Indeed it does—a third of its GNP is generated by oil, and energy accounts for 80% of its exports. So PDVSA is watched by Venezuelans with a passion usually reserved for soccer teams—it even has its own radio station, 105.7 on the FM dial. These days, PDVSA is the subject of a fierce debate over just how much damage the strike caused and whether Chavez’s policies will further weaken it.
PDVSA may be state-owned, but its daily production rivals that of foreign giants like Total. If it falters, that could create a shortfall for refineries on the Gulf Coast. Critics like former PDVSA chairman Luis Giusti say management isn’t investing enough to develop new projects. Instead, he says, PDVSA is merely scrambling to pump as much oil out of the ground as it can now to fund Chavez’s social programs. “There were political pressures in the past, but PDVSA was run like a private company,” says Giusti. “Now it’s part of the state, and it’s been severely mismanaged. We’ve gone back 20 years.”
Ramírez and other execs admit that the strike—they call it “the sabotage”—crippled the company. But Ramírez insists that Venezuela’s output has recovered and now stands at 3.3 million barrels a day. The U.S. Department of Energy and outside observers like Giusti say Venezuela’s daily production is more like 2.6 million barrels. That adds up to billions in lost income for PDVSA and the Venezuelan people, says Giusti.
In Caracas this summer, Ramírez and other PDVSA officials promised FORTUNE that a long-delayed 2003 SEC filing was “weeks away.” It has yet to appear, and prospects for the 2004 report to the SEC are murkier than the waters of Lake Maracaibo. But they did open the books to go over what they say are the company’s latest results. Through May 2005, according to PDVSA director Eudomario Carruyo, the company’s sales totaled $31 billion, and it’s on track to ring up $75 billion for the full year. That’s up from $64 billion last year. Net profits totaled $3.4 billion for the first five months of 2005.

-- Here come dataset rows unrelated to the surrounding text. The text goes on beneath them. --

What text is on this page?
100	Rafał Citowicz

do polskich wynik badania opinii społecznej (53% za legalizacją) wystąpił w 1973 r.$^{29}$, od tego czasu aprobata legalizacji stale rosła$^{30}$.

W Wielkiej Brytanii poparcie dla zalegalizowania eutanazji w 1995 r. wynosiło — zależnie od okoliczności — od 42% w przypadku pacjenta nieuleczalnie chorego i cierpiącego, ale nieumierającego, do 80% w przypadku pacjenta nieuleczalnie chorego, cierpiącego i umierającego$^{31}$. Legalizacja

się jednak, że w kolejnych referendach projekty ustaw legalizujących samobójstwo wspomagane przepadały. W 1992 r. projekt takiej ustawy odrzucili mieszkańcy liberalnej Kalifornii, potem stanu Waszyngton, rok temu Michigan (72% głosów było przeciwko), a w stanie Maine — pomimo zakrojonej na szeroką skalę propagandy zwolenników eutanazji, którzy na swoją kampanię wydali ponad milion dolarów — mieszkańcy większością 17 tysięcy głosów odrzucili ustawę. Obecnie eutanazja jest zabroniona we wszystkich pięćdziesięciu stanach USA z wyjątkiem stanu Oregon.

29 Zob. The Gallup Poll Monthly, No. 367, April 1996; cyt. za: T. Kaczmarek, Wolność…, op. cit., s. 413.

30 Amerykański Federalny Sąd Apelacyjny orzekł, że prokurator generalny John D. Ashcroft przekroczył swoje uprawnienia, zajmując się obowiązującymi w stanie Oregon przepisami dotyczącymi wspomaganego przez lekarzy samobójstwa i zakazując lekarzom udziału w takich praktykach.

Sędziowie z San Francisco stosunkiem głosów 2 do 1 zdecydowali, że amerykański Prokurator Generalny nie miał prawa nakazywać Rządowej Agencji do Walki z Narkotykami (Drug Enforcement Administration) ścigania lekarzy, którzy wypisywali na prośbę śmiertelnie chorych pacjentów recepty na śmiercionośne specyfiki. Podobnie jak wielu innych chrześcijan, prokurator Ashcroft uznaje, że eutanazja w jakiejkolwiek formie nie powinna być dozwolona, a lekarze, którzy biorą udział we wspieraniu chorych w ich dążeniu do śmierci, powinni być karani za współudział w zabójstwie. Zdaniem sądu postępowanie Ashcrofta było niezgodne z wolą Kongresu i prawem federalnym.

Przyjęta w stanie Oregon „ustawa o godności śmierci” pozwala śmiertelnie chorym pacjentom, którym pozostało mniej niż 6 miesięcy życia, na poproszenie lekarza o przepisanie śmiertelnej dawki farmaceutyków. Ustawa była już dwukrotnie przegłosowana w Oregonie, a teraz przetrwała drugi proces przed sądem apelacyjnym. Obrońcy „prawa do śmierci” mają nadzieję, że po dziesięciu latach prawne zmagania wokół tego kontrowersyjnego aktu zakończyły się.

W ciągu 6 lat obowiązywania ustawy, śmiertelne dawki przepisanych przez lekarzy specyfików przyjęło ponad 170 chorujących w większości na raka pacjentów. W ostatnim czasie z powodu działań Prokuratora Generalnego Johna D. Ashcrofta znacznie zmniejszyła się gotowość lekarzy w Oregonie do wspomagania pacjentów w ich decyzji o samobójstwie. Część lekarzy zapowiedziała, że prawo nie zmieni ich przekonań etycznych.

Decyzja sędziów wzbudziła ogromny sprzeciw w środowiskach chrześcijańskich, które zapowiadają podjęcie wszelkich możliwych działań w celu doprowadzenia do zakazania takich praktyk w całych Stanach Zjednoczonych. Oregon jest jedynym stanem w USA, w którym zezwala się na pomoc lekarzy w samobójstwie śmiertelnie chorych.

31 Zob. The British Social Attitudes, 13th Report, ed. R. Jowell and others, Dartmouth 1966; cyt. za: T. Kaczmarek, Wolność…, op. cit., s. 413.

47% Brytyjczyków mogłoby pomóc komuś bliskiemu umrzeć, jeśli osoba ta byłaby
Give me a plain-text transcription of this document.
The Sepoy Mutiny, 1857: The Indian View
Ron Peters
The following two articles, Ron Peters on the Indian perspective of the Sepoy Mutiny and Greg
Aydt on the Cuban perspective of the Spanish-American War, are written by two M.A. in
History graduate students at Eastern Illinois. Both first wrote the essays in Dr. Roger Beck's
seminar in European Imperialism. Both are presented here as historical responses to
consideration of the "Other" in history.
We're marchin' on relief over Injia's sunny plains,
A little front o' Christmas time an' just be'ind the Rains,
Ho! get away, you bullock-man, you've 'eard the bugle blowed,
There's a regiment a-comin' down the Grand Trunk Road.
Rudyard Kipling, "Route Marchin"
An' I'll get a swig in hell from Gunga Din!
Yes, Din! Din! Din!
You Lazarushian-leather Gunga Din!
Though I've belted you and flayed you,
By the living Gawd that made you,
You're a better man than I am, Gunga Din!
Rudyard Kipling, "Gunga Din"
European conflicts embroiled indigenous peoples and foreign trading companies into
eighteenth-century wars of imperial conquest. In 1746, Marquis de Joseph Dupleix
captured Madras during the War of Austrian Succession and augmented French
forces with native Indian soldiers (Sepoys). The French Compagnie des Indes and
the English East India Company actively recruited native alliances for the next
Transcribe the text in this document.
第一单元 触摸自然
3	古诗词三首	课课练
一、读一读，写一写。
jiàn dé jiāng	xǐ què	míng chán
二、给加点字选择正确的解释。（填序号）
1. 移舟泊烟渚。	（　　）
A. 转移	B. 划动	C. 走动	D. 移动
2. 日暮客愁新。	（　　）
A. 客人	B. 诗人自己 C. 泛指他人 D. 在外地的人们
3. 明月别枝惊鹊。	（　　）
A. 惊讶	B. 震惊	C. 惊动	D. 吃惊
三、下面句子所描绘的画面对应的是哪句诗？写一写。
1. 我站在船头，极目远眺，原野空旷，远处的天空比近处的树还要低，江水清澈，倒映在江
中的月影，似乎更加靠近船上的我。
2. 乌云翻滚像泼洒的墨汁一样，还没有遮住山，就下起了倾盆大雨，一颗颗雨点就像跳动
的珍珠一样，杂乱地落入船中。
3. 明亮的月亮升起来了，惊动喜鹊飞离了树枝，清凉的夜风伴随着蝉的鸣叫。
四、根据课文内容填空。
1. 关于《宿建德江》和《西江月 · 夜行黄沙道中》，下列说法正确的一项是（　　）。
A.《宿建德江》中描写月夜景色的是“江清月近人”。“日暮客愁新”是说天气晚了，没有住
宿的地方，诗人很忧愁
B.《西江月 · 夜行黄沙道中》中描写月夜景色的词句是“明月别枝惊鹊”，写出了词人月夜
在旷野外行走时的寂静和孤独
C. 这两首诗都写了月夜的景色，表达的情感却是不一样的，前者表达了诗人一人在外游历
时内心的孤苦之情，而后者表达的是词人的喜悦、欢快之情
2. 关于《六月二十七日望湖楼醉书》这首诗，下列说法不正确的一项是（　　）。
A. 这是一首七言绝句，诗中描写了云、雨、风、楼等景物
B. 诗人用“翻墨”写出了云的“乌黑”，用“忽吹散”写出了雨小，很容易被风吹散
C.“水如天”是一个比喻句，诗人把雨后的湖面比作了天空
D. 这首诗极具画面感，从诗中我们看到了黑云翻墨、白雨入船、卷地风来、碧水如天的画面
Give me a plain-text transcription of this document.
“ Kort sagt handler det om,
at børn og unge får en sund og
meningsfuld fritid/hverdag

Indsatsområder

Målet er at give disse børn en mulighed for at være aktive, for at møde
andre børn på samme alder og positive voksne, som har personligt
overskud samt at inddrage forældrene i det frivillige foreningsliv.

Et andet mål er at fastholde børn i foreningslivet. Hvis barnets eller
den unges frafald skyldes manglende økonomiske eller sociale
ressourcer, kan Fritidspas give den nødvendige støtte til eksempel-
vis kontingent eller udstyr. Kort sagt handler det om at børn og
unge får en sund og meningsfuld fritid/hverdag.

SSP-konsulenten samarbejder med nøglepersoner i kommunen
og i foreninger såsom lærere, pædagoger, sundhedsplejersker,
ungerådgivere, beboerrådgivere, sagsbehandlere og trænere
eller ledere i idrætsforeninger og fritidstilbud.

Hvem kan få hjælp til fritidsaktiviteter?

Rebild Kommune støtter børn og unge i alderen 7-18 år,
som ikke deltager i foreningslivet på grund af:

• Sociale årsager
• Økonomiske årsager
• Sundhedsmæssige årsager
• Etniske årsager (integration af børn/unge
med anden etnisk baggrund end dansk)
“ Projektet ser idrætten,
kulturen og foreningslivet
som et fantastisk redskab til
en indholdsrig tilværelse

That windfall, says Carruyo, will enable PDVSA to spend the billions it has earmarked for social programs, while leaving $5.6 billion for new projects. Carruyo is confident the company will never have to choose between money for social programs and finding oil. “Oil prices might drop,” he says, “but it will never drop below $50.”
It’s not just PDVSA’s future that’s being wagered on high oil prices—so are the expectations of ordinary Venezuelans. In the poor Caracas neighborhood of Sucre, a shedlike former public bathroom has been converted into an educational center for adults. A circle of middle-aged men and women go over the day’s lessons. “We’re here because of PDVSA,” says the center’s director, Juan Eduardo Mendoza. Critics like Giusti may worry that Ramirez is spending the oil windfall rather than investing it in PDVSA, but ordinary Venezuelans like Mendoza don’t want to hear it. “If Chavez believes in Ramírez, we believe in him. Before, we didn’t even know about PDVSA. Now the whole country knows who Rafael Ramírez is.”
The world, too, is beginning to know the extent of Venezuela’s oil ambitions. But despite Chavez’s outrageous rhetoric and occasional threats, the crude will most likely keep flowing north. If he has his way—and there’s no reason to suppose he won’t—American oil companies and consumers alike are going to end up paying more for it.